In theory, you could also just do this with a piece of pork sealed at the grocery, since sometimes you can get it sealed heavily, although you couldn't season it which seems pointless to me. Maybe the grocer would seal a Coked-up pork for you.

Put the bag in the dryer and run the dryer for perhaps 8-12 hours. I'm guessing six hours per pound of meat. Hopefully your house does not catch fire. You'd want to be certain the dryer is free of lint in both the collector and the inside filter. Ideally, you'd use a laundromat dryer or an apartment dryer since those units are more used to being run all day.

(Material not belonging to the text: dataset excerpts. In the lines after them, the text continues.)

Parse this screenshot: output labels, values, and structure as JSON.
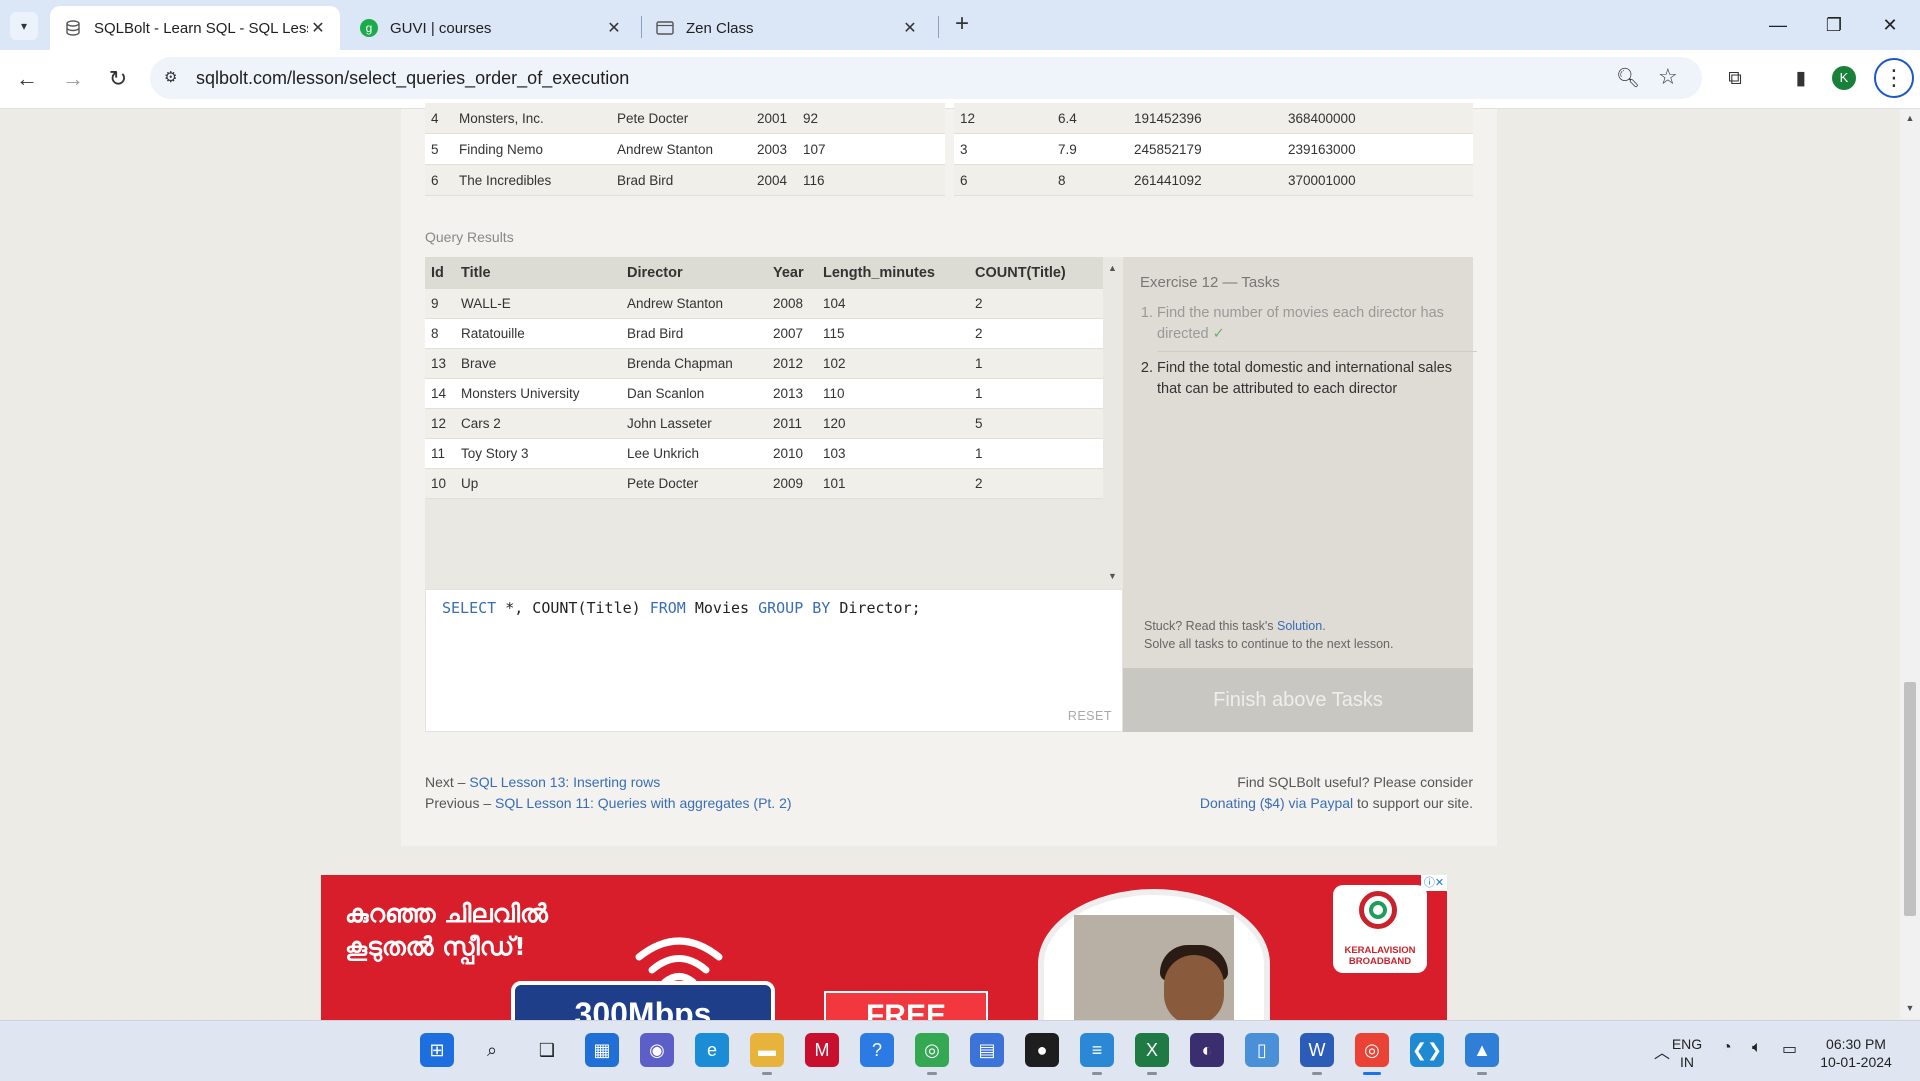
{
  "browser": {
    "tabs": [
      {
        "title": "SQLBolt - Learn SQL - SQL Less",
        "favicon": "database-icon",
        "active": true
      },
      {
        "title": "GUVI | courses",
        "favicon": "guvi-icon",
        "active": false
      },
      {
        "title": "Zen Class",
        "favicon": "page-icon",
        "active": false
      }
    ],
    "url": "sqlbolt.com/lesson/select_queries_order_of_execution",
    "profile_initial": "K"
  },
  "top_left_table": [
    [
      "4",
      "Monsters, Inc.",
      "Pete Docter",
      "2001",
      "92"
    ],
    [
      "5",
      "Finding Nemo",
      "Andrew Stanton",
      "2003",
      "107"
    ],
    [
      "6",
      "The Incredibles",
      "Brad Bird",
      "2004",
      "116"
    ]
  ],
  "top_right_table": [
    [
      "12",
      "6.4",
      "191452396",
      "368400000"
    ],
    [
      "3",
      "7.9",
      "245852179",
      "239163000"
    ],
    [
      "6",
      "8",
      "261441092",
      "370001000"
    ]
  ],
  "results": {
    "label": "Query Results",
    "columns": [
      "Id",
      "Title",
      "Director",
      "Year",
      "Length_minutes",
      "COUNT(Title)"
    ],
    "rows": [
      [
        "9",
        "WALL-E",
        "Andrew Stanton",
        "2008",
        "104",
        "2"
      ],
      [
        "8",
        "Ratatouille",
        "Brad Bird",
        "2007",
        "115",
        "2"
      ],
      [
        "13",
        "Brave",
        "Brenda Chapman",
        "2012",
        "102",
        "1"
      ],
      [
        "14",
        "Monsters University",
        "Dan Scanlon",
        "2013",
        "110",
        "1"
      ],
      [
        "12",
        "Cars 2",
        "John Lasseter",
        "2011",
        "120",
        "5"
      ],
      [
        "11",
        "Toy Story 3",
        "Lee Unkrich",
        "2010",
        "103",
        "1"
      ],
      [
        "10",
        "Up",
        "Pete Docter",
        "2009",
        "101",
        "2"
      ]
    ]
  },
  "editor": {
    "query_tokens": [
      {
        "t": "SELECT",
        "kw": true
      },
      {
        "t": " *, COUNT(Title) ",
        "kw": false
      },
      {
        "t": "FROM",
        "kw": true
      },
      {
        "t": " Movies ",
        "kw": false
      },
      {
        "t": "GROUP BY",
        "kw": true
      },
      {
        "t": " Director;",
        "kw": false
      }
    ],
    "reset_label": "RESET"
  },
  "tasks": {
    "title": "Exercise 12 — Tasks",
    "items": [
      {
        "text": "Find the number of movies each director has directed",
        "done": true
      },
      {
        "text": "Find the total domestic and international sales that can be attributed to each director",
        "done": false
      }
    ],
    "check_mark": "✓",
    "stuck_prefix": "Stuck? Read this task's ",
    "stuck_link": "Solution",
    "stuck_suffix": ".",
    "solve_note": "Solve all tasks to continue to the next lesson.",
    "finish_label": "Finish above Tasks"
  },
  "footer": {
    "next_prefix": "Next – ",
    "next_link": "SQL Lesson 13: Inserting rows",
    "prev_prefix": "Previous – ",
    "prev_link": "SQL Lesson 11: Queries with aggregates (Pt. 2)",
    "donate_line1": "Find SQLBolt useful? Please consider",
    "donate_link": "Donating ($4) via Paypal",
    "donate_suffix": " to support our site."
  },
  "ad": {
    "headline_line1": "കുറഞ്ഞ ചിലവിൽ",
    "headline_line2": "കൂടുതൽ സ്പീഡ്!",
    "speed": "300Mbps",
    "free": "FREE",
    "brand_line1": "KERALAVISION",
    "brand_line2": "BROADBAND",
    "brand_color": "#d81e2b"
  },
  "tray": {
    "lang": "ENG",
    "region": "IN",
    "time": "06:30 PM",
    "date": "10-01-2024"
  },
  "taskbar_icons": [
    "windows-start-icon",
    "search-icon",
    "task-view-icon",
    "widgets-icon",
    "teams-chat-icon",
    "edge-icon",
    "file-explorer-icon",
    "mcafee-icon",
    "help-icon",
    "chrome-icon",
    "store-icon",
    "github-icon",
    "notepad-icon",
    "excel-icon",
    "eclipse-icon",
    "files-icon",
    "word-icon",
    "chrome-profile-icon",
    "vscode-icon",
    "photos-icon"
  ]
}
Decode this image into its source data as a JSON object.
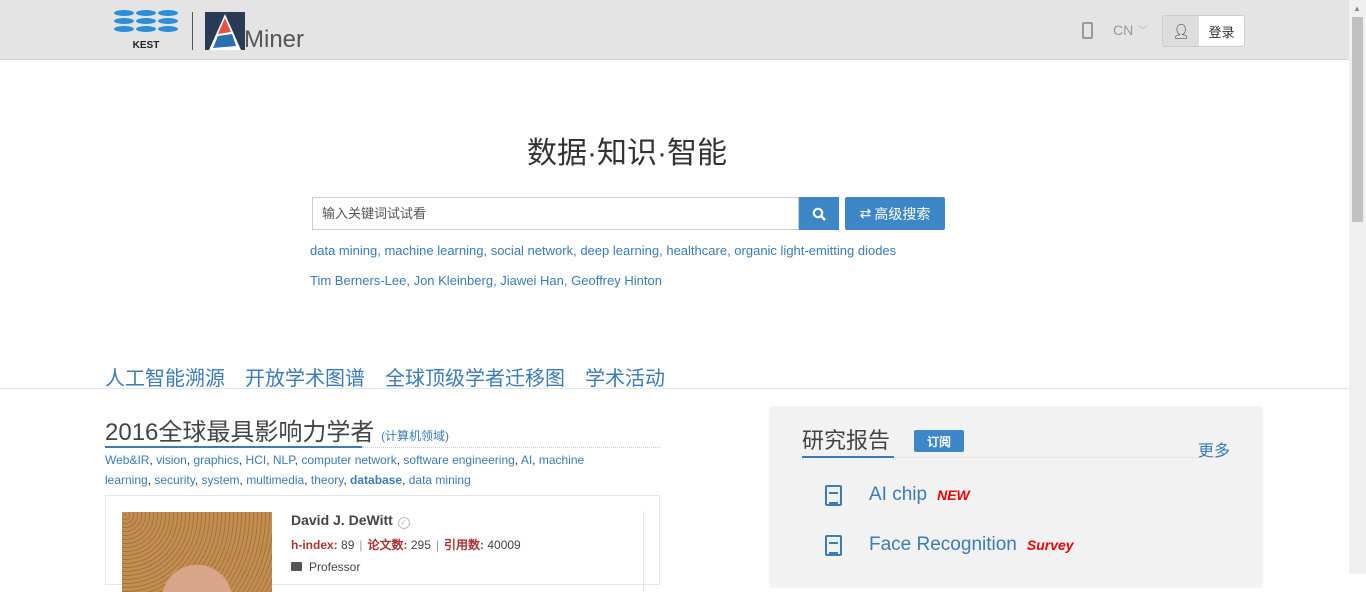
{
  "header": {
    "logo_k_text": "KEST",
    "logo_brand": "Miner",
    "lang": "CN",
    "login_label": "登录"
  },
  "hero": {
    "slogan": "数据·知识·智能",
    "search_placeholder": "输入关键词试试看",
    "advanced_label": "高级搜索",
    "hot_topics": [
      "data mining",
      "machine learning",
      "social network",
      "deep learning",
      "healthcare",
      "organic light-emitting diodes"
    ],
    "hot_people": [
      "Tim Berners-Lee",
      "Jon Kleinberg",
      "Jiawei Han",
      "Geoffrey Hinton"
    ]
  },
  "nav": [
    "人工智能溯源",
    "开放学术图谱",
    "全球顶级学者迁移图",
    "学术活动"
  ],
  "scholars": {
    "title": "2016全球最具影响力学者",
    "subtitle": "(计算机领域)",
    "topics": [
      "Web&IR",
      "vision",
      "graphics",
      "HCI",
      "NLP",
      "computer network",
      "software engineering",
      "AI",
      "machine learning",
      "security",
      "system",
      "multimedia",
      "theory",
      "database",
      "data mining"
    ],
    "active_topic": "database",
    "card": {
      "name": "David J. DeWitt",
      "hindex_label": "h-index:",
      "hindex": "89",
      "papers_label": "论文数:",
      "papers": "295",
      "cites_label": "引用数:",
      "cites": "40009",
      "position": "Professor"
    }
  },
  "reports": {
    "title": "研究报告",
    "subscribe": "订阅",
    "more": "更多",
    "items": [
      {
        "title": "AI chip",
        "tag": "NEW"
      },
      {
        "title": "Face Recognition",
        "tag": "Survey"
      }
    ]
  },
  "colors": {
    "accent": "#3d87c9",
    "link": "#3a7bb8",
    "tag": "#e00000"
  }
}
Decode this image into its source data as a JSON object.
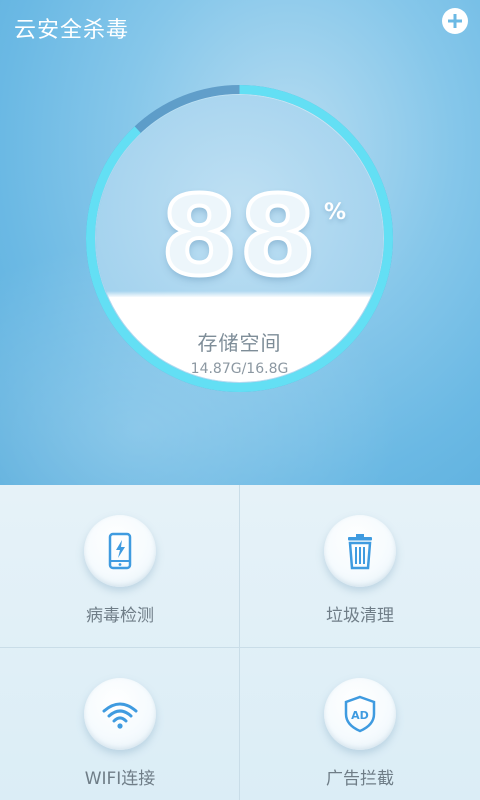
{
  "header": {
    "title": "云安全杀毒",
    "add_icon": "plus-icon"
  },
  "gauge": {
    "percent": "88",
    "percent_sign": "%",
    "label": "存储空间",
    "value": "14.87G/16.8G",
    "fill_fraction": 0.88
  },
  "features": [
    {
      "label": "病毒检测",
      "icon": "phone-charge-icon"
    },
    {
      "label": "垃圾清理",
      "icon": "trash-icon"
    },
    {
      "label": "WIFI连接",
      "icon": "wifi-icon"
    },
    {
      "label": "广告拦截",
      "icon": "ad-shield-icon"
    }
  ],
  "colors": {
    "accent": "#5fd6f0",
    "hero_bg": "#6bb9e4",
    "icon_blue": "#3f9be0"
  }
}
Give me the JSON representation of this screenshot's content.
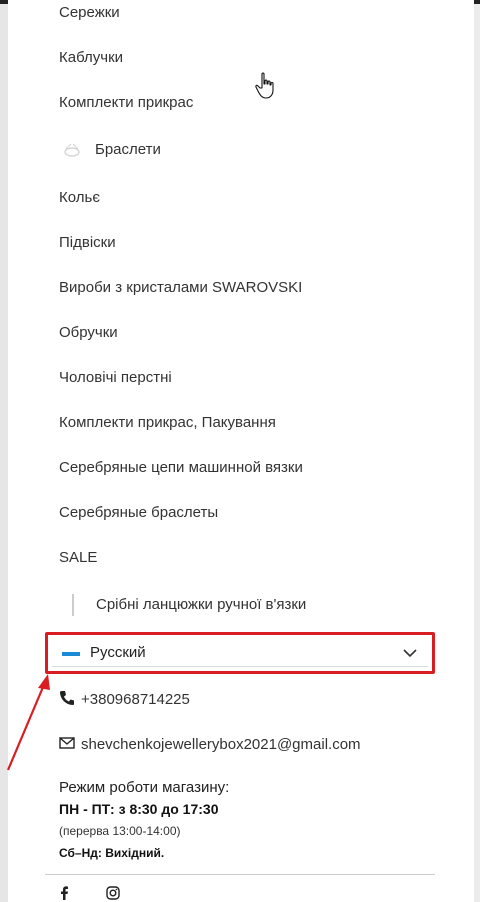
{
  "menu": {
    "items": [
      "Сережки",
      "Каблучки",
      "Комплекти прикрас",
      "Браслети",
      "Кольє",
      "Підвіски",
      "Вироби з кристалами SWAROVSKI",
      "Обручки",
      "Чоловічі перстні",
      "Комплекти прикрас, Пакування",
      "Серебряные цепи машинной вязки",
      "Серебряные браслеты",
      "SALE"
    ],
    "sub_item": "Срібні ланцюжки ручної в'язки"
  },
  "language": {
    "selected": "Русский",
    "flag_color": "#1c8ad6",
    "highlight_color": "#d81e22"
  },
  "contacts": {
    "phone": "+380968714225",
    "email": "shevchenkojewellerybox2021@gmail.com"
  },
  "hours": {
    "title": "Режим роботи магазину:",
    "weekdays": "ПН - ПТ: з 8:30 до 17:30",
    "break": "(перерва 13:00-14:00)",
    "weekend": "Сб–Нд: Вихідний."
  },
  "social": [
    "facebook-icon",
    "instagram-icon"
  ]
}
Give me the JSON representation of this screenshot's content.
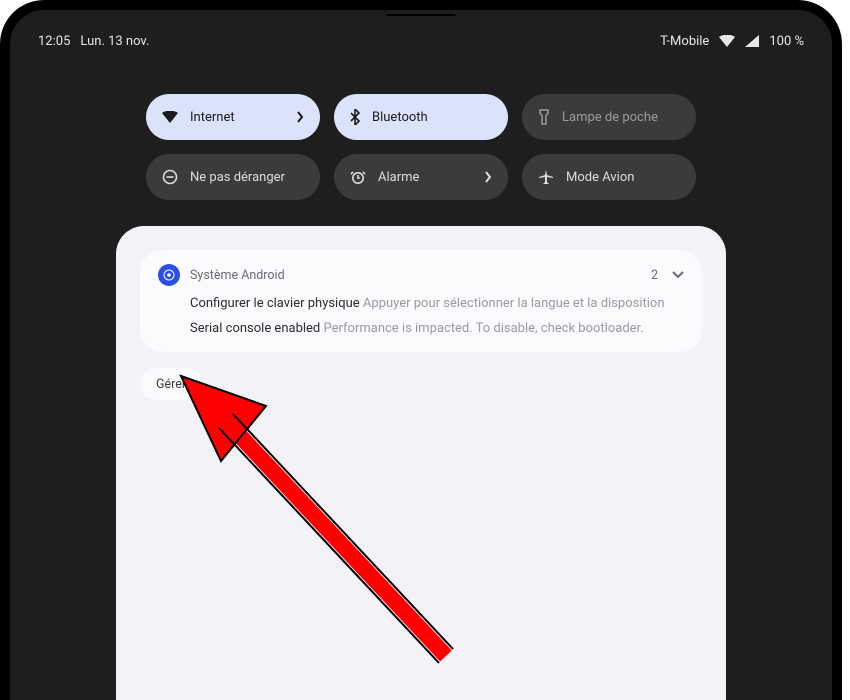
{
  "status": {
    "time": "12:05",
    "date": "Lun. 13 nov.",
    "carrier": "T-Mobile",
    "battery": "100 %"
  },
  "tiles": {
    "internet": "Internet",
    "bluetooth": "Bluetooth",
    "flashlight": "Lampe de poche",
    "dnd": "Ne pas déranger",
    "alarm": "Alarme",
    "airplane": "Mode Avion"
  },
  "notification": {
    "app": "Système Android",
    "count": "2",
    "line1_title": "Configurer le clavier physique",
    "line1_body": "Appuyer pour sélectionner la langue et la disposition",
    "line2_title": "Serial console enabled",
    "line2_body": "Performance is impacted. To disable, check bootloader."
  },
  "manage_label": "Gérer"
}
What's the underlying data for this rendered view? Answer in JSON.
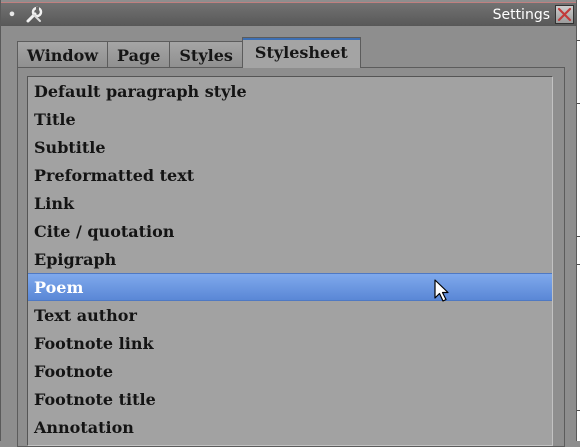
{
  "window": {
    "title": "Settings",
    "left_mark": "•",
    "app_icon": "wrench-screwdriver-icon",
    "close_icon": "close-x-icon"
  },
  "tabs": [
    {
      "label": "Window",
      "active": false
    },
    {
      "label": "Page",
      "active": false
    },
    {
      "label": "Styles",
      "active": false
    },
    {
      "label": "Stylesheet",
      "active": true
    }
  ],
  "stylesheet_list": {
    "items": [
      {
        "label": "Default paragraph style"
      },
      {
        "label": "Title"
      },
      {
        "label": "Subtitle"
      },
      {
        "label": "Preformatted text"
      },
      {
        "label": "Link"
      },
      {
        "label": "Cite / quotation"
      },
      {
        "label": "Epigraph"
      },
      {
        "label": "Poem"
      },
      {
        "label": "Text author"
      },
      {
        "label": "Footnote link"
      },
      {
        "label": "Footnote"
      },
      {
        "label": "Footnote title"
      },
      {
        "label": "Annotation"
      }
    ],
    "selected_label": "Poem"
  },
  "colors": {
    "selection": "#6a97e2",
    "active_tab_accent": "#3d6fb3",
    "window_bg": "#8e8e8e"
  },
  "cursor": "mouse-pointer-icon"
}
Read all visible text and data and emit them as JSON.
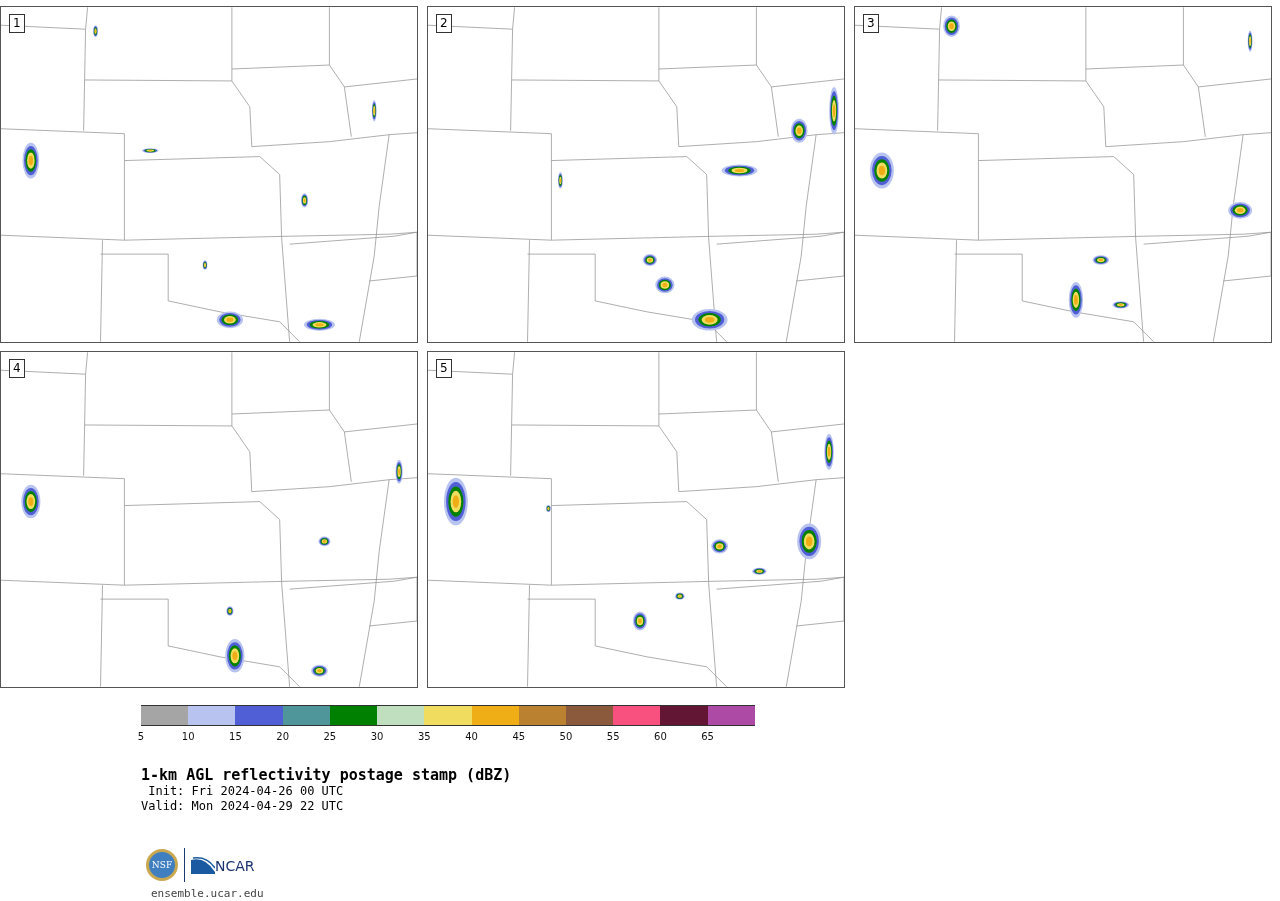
{
  "panels": [
    {
      "label": "1"
    },
    {
      "label": "2"
    },
    {
      "label": "3"
    },
    {
      "label": "4"
    },
    {
      "label": "5"
    }
  ],
  "colorbar": {
    "segments": [
      {
        "color": "#a5a5a5",
        "tick": "5"
      },
      {
        "color": "#b8c3ef",
        "tick": "10"
      },
      {
        "color": "#515fd6",
        "tick": "15"
      },
      {
        "color": "#4f969b",
        "tick": "20"
      },
      {
        "color": "#008000",
        "tick": "25"
      },
      {
        "color": "#bfdfbf",
        "tick": "30"
      },
      {
        "color": "#f0dc5f",
        "tick": "35"
      },
      {
        "color": "#f0ae16",
        "tick": "40"
      },
      {
        "color": "#ba8230",
        "tick": "45"
      },
      {
        "color": "#8b5a3d",
        "tick": "50"
      },
      {
        "color": "#f85180",
        "tick": "55"
      },
      {
        "color": "#621634",
        "tick": "60"
      },
      {
        "color": "#ac4aa6",
        "tick": "65"
      }
    ]
  },
  "title": "1-km AGL reflectivity postage stamp (dBZ)",
  "init": " Init: Fri 2024-04-26 00 UTC",
  "valid": "Valid: Mon 2024-04-29 22 UTC",
  "logos": {
    "nsf": "NSF",
    "ncar": "NCAR"
  },
  "url": "ensemble.ucar.edu"
}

This could be something really good. The tumbling action of the dryer would be certain to tenderize the meat. Coke has the same effect on pork. JSVB Post #197 shows you how to make Pork-A-Cola: the Coke tenderizes and lightly seasons the pork. So, when your roast is done, it should be so tender you could eat it with a spoon.

I was thinking that you could sacrifice a cheap meat thermometer by leaving it in the pork before you bag it, since puncturing the bag at any time during cooking would be bad. If the thermometer broke, though, that would also be trouble. I guess what you would do is cook the thing for at least eight hours and be ready to finish it in the oven if it remains undercooked. However, it's my guess that you'd have a complete pork roast at the end of the dryer cycle.

Serve with autumn vegetables and dry white wine. Or more Coke.

Earl J. Woods said...

I knew you would come through with a feasible solution, Jeff!

Susan_rn92 said...

Ahh, but the true appliance of choice ( besides the oven) is the dishwasher. Check out Mythbusters dishwasher lasagna for a delicious meal method that cooks and cleans.